Protecting an invention is more than lodging an application. The right contracts and policies help you keep control and commercialise with fewer surprises.
- Non-Disclosure Agreement (NDA): Keeps discussions with third parties confidential and reduces the risk of premature public disclosure.
- IP Assignment: Ensures your company owns IP created by employees, contractors or collaborators. A written IP Assignment is critical if development work is outsourced.
- Shareholders Agreement: Clarifies ownership, governance, vesting and exit arrangements among founders and investors. Use a Shareholders Agreement to prevent disputes later.
- Manufacturing/Supplier Agreements: Set quality, confidentiality, exclusivity and liability terms with production partners.
- Customer Terms (or Licence Agreement): Define how customers can use your technology, warranties, liability and payment.
- Privacy Policy: If you collect personal information from users or customers, you’ll need a compliant Privacy Policy.
- Employment/Contractor Agreements: Include invention assignment and confidentiality clauses when staff or contractors are contributing to R&D.
If you’re at the early idea stage, starting with an NDA and clear IP ownership terms will give you the strongest foundation. As you move toward market, build out the rest of your contract suite to match your commercial model.
FAQs: Patent Searches In Australia
Do I have to do a patent search before I apply?
No. It’s not mandatory. But it’s strongly recommended because it reduces the risk of investing in an application that faces obvious prior art hurdles.
Will a patentability search guarantee grant?
No search can guarantee success. Examiners may find or interpret prior art differently, and the inventive step assessment involves judgement.
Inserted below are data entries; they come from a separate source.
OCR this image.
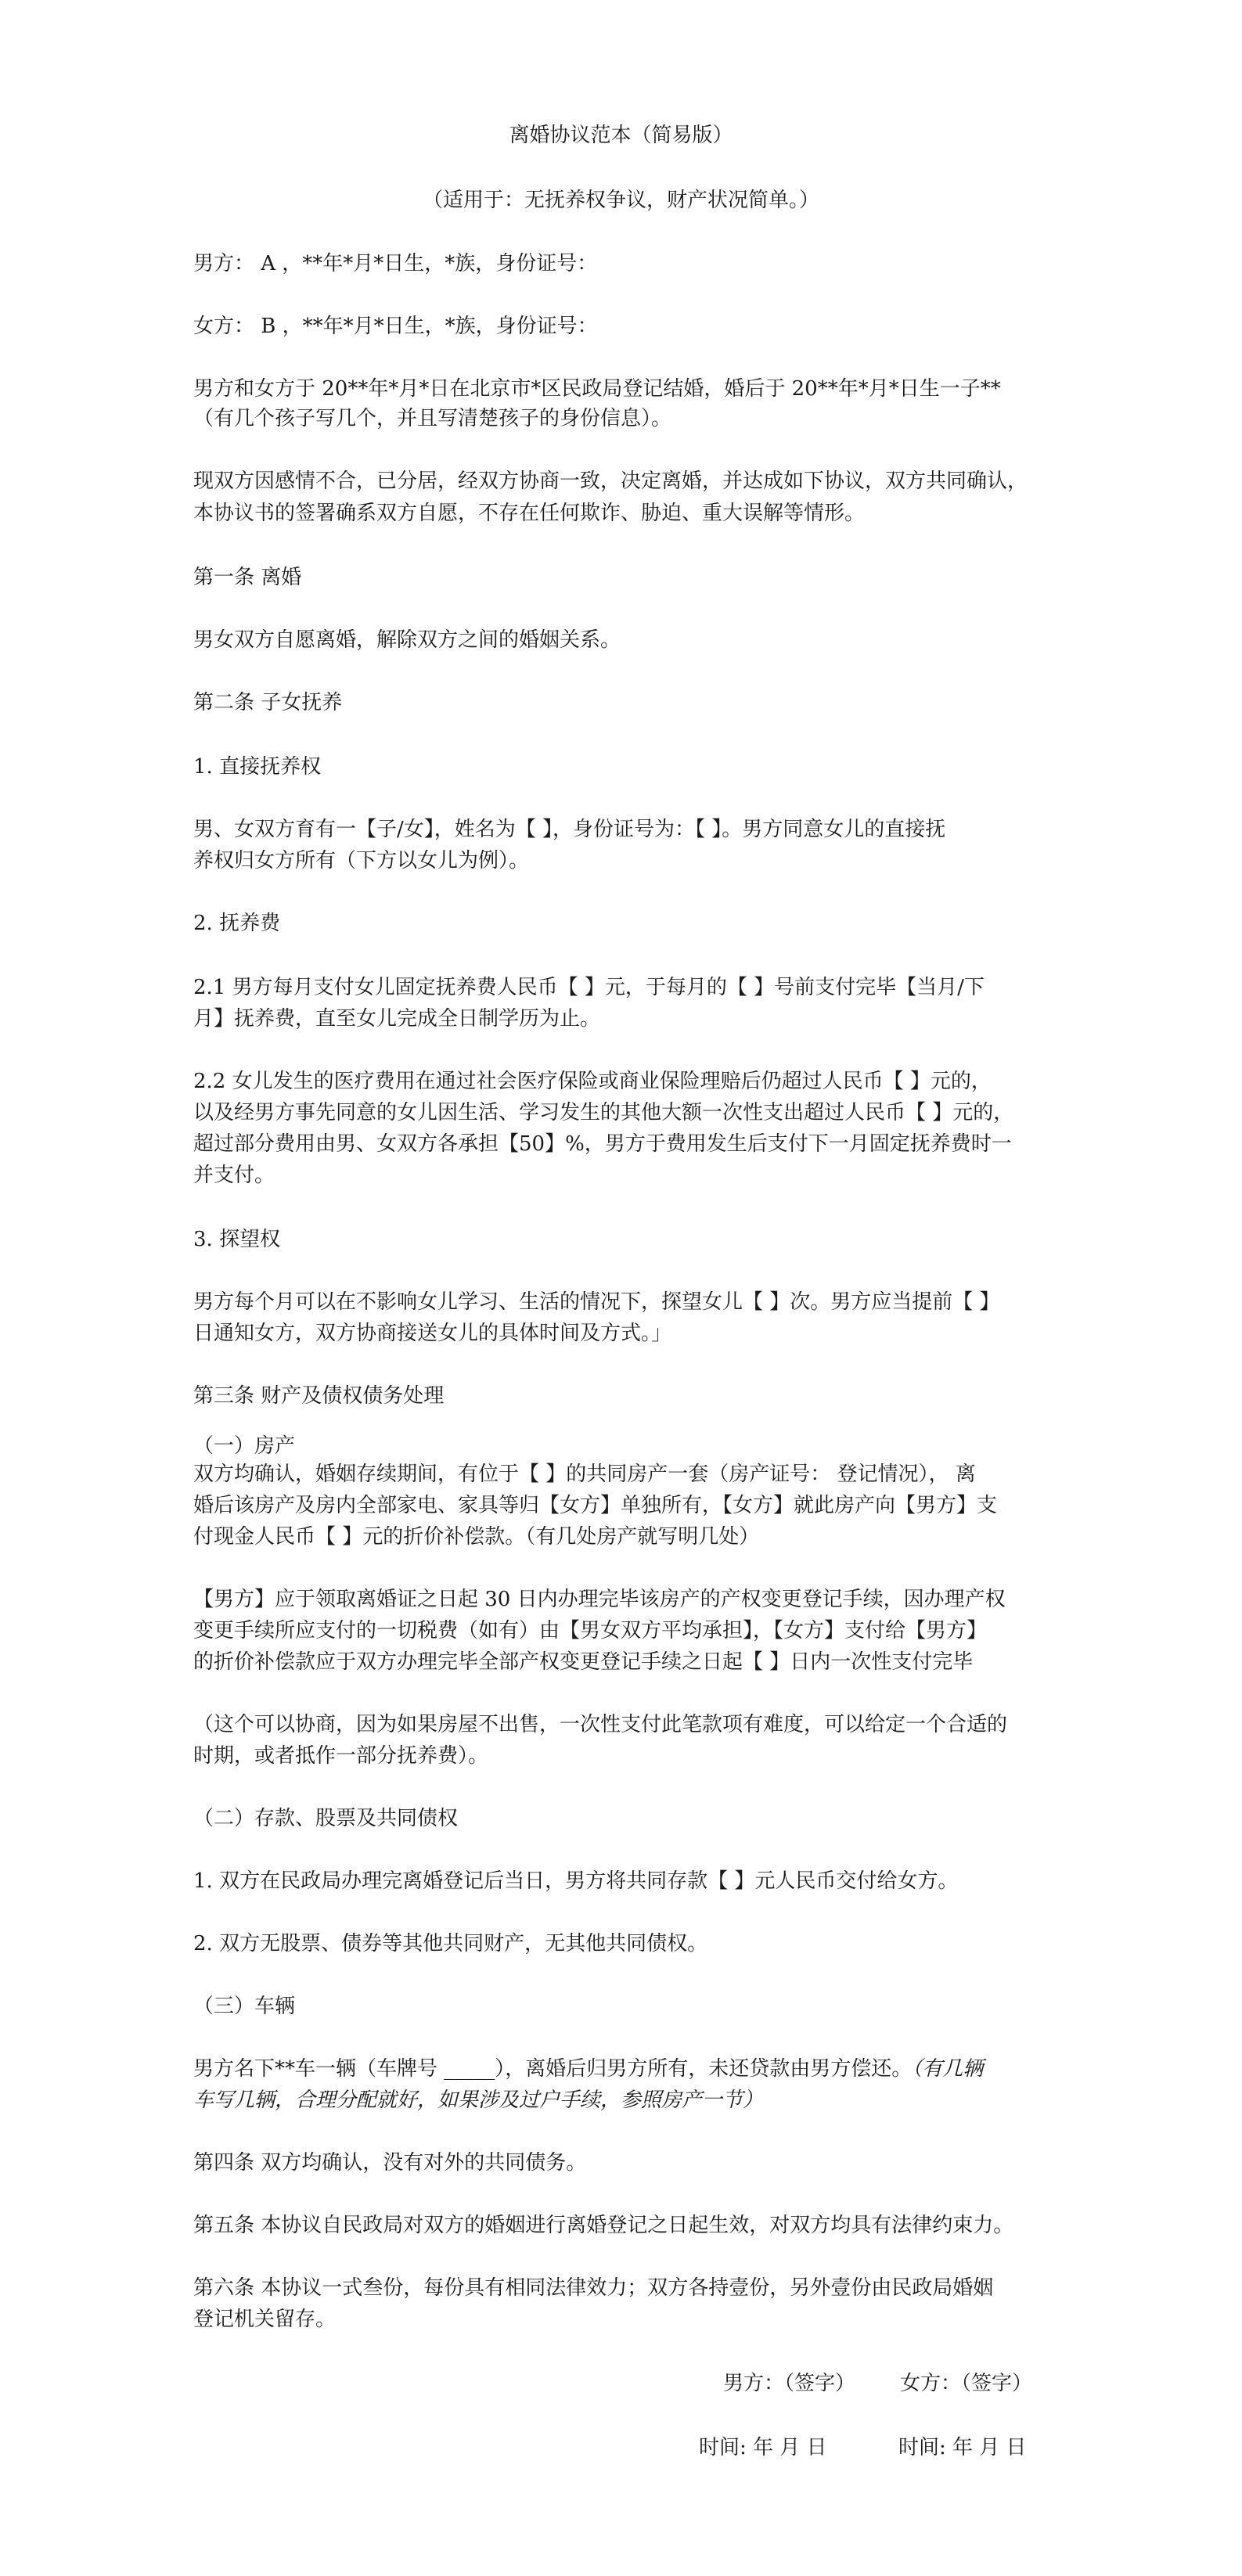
离婚协议范本（简易版）
（适用于：无抚养权争议，财产状况简单。）
男方： A ，**年*月*日生，*族，身份证号：
女方： B ，**年*月*日生，*族，身份证号：
男方和女方于 20**年*月*日在北京市*区民政局登记结婚，婚后于 20**年*月*日生一子**
（有几个孩子写几个，并且写清楚孩子的身份信息）。
现双方因感情不合，已分居，经双方协商一致，决定离婚，并达成如下协议，双方共同确认，
本协议书的签署确系双方自愿，不存在任何欺诈、胁迫、重大误解等情形。
第一条 离婚
男女双方自愿离婚，解除双方之间的婚姻关系。
第二条 子女抚养
1. 直接抚养权
男、女双方育有一【子/女】，姓名为【 】，身份证号为：【 】。男方同意女儿的直接抚
养权归女方所有（下方以女儿为例）。
2. 抚养费
2.1 男方每月支付女儿固定抚养费人民币【 】元，于每月的【 】号前支付完毕【当月/下
月】抚养费，直至女儿完成全日制学历为止。
2.2 女儿发生的医疗费用在通过社会医疗保险或商业保险理赔后仍超过人民币【 】元的，
以及经男方事先同意的女儿因生活、学习发生的其他大额一次性支出超过人民币【 】元的，
超过部分费用由男、女双方各承担【50】%，男方于费用发生后支付下一月固定抚养费时一
并支付。
3. 探望权
男方每个月可以在不影响女儿学习、生活的情况下，探望女儿【 】次。男方应当提前【 】
日通知女方，双方协商接送女儿的具体时间及方式。」
第三条 财产及债权债务处理
（一）房产
双方均确认，婚姻存续期间，有位于【 】的共同房产一套（房产证号： 登记情况）， 离
婚后该房产及房内全部家电、家具等归【女方】单独所有，【女方】就此房产向【男方】支
付现金人民币【 】元的折价补偿款。（有几处房产就写明几处）
【男方】应于领取离婚证之日起 30 日内办理完毕该房产的产权变更登记手续，因办理产权
变更手续所应支付的一切税费（如有）由【男女双方平均承担】，【女方】支付给【男方】
的折价补偿款应于双方办理完毕全部产权变更登记手续之日起【 】日内一次性支付完毕
（这个可以协商，因为如果房屋不出售，一次性支付此笔款项有难度，可以给定一个合适的
时期，或者抵作一部分抚养费）。
（二）存款、股票及共同债权
1. 双方在民政局办理完离婚登记后当日，男方将共同存款【 】元人民币交付给女方。
2. 双方无股票、债券等其他共同财产，无其他共同债权。
（三）车辆
男方名下**车一辆（车牌号 _____），离婚后归男方所有，未还贷款由男方偿还。（有几辆
车写几辆，合理分配就好，如果涉及过户手续，参照房产一节）
第四条 双方均确认，没有对外的共同债务。
第五条 本协议自民政局对双方的婚姻进行离婚登记之日起生效，对双方均具有法律约束力。
第六条 本协议一式叁份，每份具有相同法律效力；双方各持壹份，另外壹份由民政局婚姻
登记机关留存。
男方：（签字） 女方：（签字）
时间: 年 月 日	时间: 年 月 日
A search is a decision tool, not an assurance.
Is an FTO search the same as a patentability search?
No. A patentability search asks “can I likely get a patent?” An FTO search asks “can I likely sell this without infringing others?” You may need both at different stages.
Can I do a basic search myself?
Yes. Many founders start with a DIY review of patent databases and public materials. For close calls or complex technologies, professional input is wise - especially for claim interpretation and strategy. If you need support, speak with an intellectual property lawyer.
What happened to innovation patents?
Australia stopped accepting new innovation patent filings in 2021. Existing innovation patents can continue until expiry, but new protection is via the standard and PCT routes.
Key Takeaways
- A patent search isn’t legally required in Australia, but it’s one of the best ways to test novelty, refine your claims and manage costs before you file.
- Patentability searches and freedom-to-operate checks are different - one assesses if you can likely get a patent, the other evaluates infringement risk when you commercialise.
- A provisional application secures a priority date; it doesn’t grant enforceable rights. Plan your 12‑month timeline and next filings carefully.
- Protect confidentiality early with an NDA and make sure your company owns the IP through a clear IP Assignment (especially if using contractors).
- Round out your commercial foundation with a Shareholders Agreement, customer terms, supplier contracts and a Privacy Policy if you collect personal information.
- Getting tailored guidance from an intellectual property lawyer early can save time, money and future headaches.